EMMA LYONS: Don, right now we’re just beyond the perimeter set up by the rescue operation. We’ve got a pretty clear shot through the trees to that clearing, where the activity is happening. Fred, if you zoom in there… Don, let me know if you can see that all right? Can you see the man near the ground?
DM: Yes, we can see him.
EL: The man in the green shirt, with his back to us—he’s the one, we believe, who found Arden Maynor. Look closely. Over his shoulder, there’s a hand holding on to the fabric of his shirt. That, we believe, is the hand of six-year-old Arden Maynor, trapped under the grate. Her hand is gripping the back of his shirt. She’s alive. And not only that—it seems she’s conscious.
DM: Incredible. Absolutely incredible.
EL: I almost can’t believe it myself, Don. It’s miraculous.
DM: What’s the scene like there, Emma?
EL: You can absolutely feel the excitement in the air. There’s an energy in the crowd. But they still have to find a way to get her out.
DM: Can you fill us in a little on anything you’ve heard about the ongoing rescue operation?

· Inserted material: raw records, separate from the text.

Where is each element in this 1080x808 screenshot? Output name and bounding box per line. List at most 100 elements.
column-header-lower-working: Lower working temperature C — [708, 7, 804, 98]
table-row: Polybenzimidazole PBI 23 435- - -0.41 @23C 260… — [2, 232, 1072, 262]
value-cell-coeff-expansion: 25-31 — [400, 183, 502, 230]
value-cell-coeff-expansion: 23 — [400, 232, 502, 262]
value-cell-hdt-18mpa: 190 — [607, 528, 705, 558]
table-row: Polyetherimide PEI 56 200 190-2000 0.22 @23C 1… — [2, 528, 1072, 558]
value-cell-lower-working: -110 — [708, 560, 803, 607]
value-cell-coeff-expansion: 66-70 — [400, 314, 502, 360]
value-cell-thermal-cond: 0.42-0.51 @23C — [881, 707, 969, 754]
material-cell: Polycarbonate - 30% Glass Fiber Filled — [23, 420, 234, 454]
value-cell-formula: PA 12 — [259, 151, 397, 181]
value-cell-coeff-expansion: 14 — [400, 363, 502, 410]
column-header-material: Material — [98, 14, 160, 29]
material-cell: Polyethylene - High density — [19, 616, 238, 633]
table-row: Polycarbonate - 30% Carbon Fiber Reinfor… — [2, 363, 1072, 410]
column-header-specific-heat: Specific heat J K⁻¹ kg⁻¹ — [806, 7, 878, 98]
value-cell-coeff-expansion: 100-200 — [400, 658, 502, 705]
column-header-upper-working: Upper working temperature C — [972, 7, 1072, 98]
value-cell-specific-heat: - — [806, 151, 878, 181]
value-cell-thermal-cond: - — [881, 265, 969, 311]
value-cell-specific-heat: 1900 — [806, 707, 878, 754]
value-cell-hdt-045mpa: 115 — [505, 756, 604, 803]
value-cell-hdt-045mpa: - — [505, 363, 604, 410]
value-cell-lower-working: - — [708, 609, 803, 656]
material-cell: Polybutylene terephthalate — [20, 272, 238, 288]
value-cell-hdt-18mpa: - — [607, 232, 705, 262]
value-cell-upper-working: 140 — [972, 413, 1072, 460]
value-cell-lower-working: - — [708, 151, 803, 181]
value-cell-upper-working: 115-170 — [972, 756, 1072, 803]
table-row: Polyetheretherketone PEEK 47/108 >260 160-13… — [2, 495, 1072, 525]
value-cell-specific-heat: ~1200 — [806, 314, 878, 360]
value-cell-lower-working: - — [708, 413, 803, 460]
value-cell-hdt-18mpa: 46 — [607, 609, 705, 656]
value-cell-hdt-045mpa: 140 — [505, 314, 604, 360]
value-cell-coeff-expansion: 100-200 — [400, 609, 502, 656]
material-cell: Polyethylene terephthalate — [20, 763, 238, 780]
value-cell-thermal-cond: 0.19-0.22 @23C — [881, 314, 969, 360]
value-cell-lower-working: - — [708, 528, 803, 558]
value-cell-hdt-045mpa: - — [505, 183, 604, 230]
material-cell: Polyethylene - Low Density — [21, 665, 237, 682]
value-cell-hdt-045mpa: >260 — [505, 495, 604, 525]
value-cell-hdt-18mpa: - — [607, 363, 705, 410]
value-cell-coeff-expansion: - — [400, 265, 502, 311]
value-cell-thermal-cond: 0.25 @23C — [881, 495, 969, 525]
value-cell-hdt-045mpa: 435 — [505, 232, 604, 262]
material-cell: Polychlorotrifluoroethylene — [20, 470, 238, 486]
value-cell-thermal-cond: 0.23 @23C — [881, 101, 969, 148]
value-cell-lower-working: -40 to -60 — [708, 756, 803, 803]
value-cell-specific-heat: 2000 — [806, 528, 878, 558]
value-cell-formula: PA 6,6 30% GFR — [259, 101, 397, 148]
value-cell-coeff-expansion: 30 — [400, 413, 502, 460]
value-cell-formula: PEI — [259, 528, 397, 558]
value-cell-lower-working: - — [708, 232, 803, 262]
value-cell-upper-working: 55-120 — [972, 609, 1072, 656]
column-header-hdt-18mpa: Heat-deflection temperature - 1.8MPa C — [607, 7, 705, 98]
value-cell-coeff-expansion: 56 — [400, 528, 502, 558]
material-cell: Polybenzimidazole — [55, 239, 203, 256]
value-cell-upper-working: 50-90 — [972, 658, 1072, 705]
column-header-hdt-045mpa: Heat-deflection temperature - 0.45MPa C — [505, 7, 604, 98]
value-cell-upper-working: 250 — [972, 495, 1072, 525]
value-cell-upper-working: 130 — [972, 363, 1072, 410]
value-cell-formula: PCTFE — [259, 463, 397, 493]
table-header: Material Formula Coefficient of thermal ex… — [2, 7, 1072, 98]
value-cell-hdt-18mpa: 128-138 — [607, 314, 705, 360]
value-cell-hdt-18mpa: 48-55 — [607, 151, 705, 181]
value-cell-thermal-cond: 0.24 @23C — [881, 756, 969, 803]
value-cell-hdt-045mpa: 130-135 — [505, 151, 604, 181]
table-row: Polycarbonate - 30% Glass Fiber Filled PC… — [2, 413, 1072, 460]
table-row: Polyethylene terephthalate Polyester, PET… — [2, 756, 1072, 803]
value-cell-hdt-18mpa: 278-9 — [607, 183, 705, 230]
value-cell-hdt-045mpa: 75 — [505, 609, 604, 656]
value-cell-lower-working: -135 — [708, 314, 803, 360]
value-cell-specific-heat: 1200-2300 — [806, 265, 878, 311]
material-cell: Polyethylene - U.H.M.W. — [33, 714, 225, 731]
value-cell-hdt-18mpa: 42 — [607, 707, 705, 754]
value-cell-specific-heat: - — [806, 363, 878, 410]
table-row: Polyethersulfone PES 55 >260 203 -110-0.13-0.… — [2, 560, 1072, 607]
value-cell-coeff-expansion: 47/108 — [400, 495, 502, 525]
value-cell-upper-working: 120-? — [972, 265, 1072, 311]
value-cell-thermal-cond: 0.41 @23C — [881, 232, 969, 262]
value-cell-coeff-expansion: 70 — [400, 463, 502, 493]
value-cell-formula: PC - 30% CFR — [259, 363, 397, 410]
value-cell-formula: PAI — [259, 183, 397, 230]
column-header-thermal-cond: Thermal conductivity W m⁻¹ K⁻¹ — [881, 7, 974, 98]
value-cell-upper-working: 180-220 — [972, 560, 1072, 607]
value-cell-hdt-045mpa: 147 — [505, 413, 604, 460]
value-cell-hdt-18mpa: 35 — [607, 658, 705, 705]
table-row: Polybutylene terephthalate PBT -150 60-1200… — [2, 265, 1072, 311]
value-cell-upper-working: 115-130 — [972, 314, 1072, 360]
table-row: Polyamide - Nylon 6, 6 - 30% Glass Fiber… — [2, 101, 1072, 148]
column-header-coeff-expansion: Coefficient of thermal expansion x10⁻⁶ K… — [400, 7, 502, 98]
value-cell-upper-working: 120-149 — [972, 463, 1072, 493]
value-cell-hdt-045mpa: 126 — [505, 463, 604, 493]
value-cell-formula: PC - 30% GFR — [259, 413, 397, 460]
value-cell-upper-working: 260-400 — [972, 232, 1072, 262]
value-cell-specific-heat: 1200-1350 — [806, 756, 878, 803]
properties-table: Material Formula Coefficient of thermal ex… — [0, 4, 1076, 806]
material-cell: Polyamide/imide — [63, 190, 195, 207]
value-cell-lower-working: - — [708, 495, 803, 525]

EL: Of course. They’re being very careful. They don’t want to do anything to disturb her. The lid to the drainage pipe there is sealed pretty good. We hear the man who found her fastened a belt around her to hold her close. They’re reinforcing those safety measures right now, so that she remains safe, first of all. They’re going to have to stay like this for a while, until they figure it out—the best way forward. This access point is actually not one that’s mapped on the city system, but something older, from the original system, back when this area was a mining community. So there’s a bit of confusion over how best to reach her. They’re about to begin drilling through the surrounding earth, to see what they’re dealing with.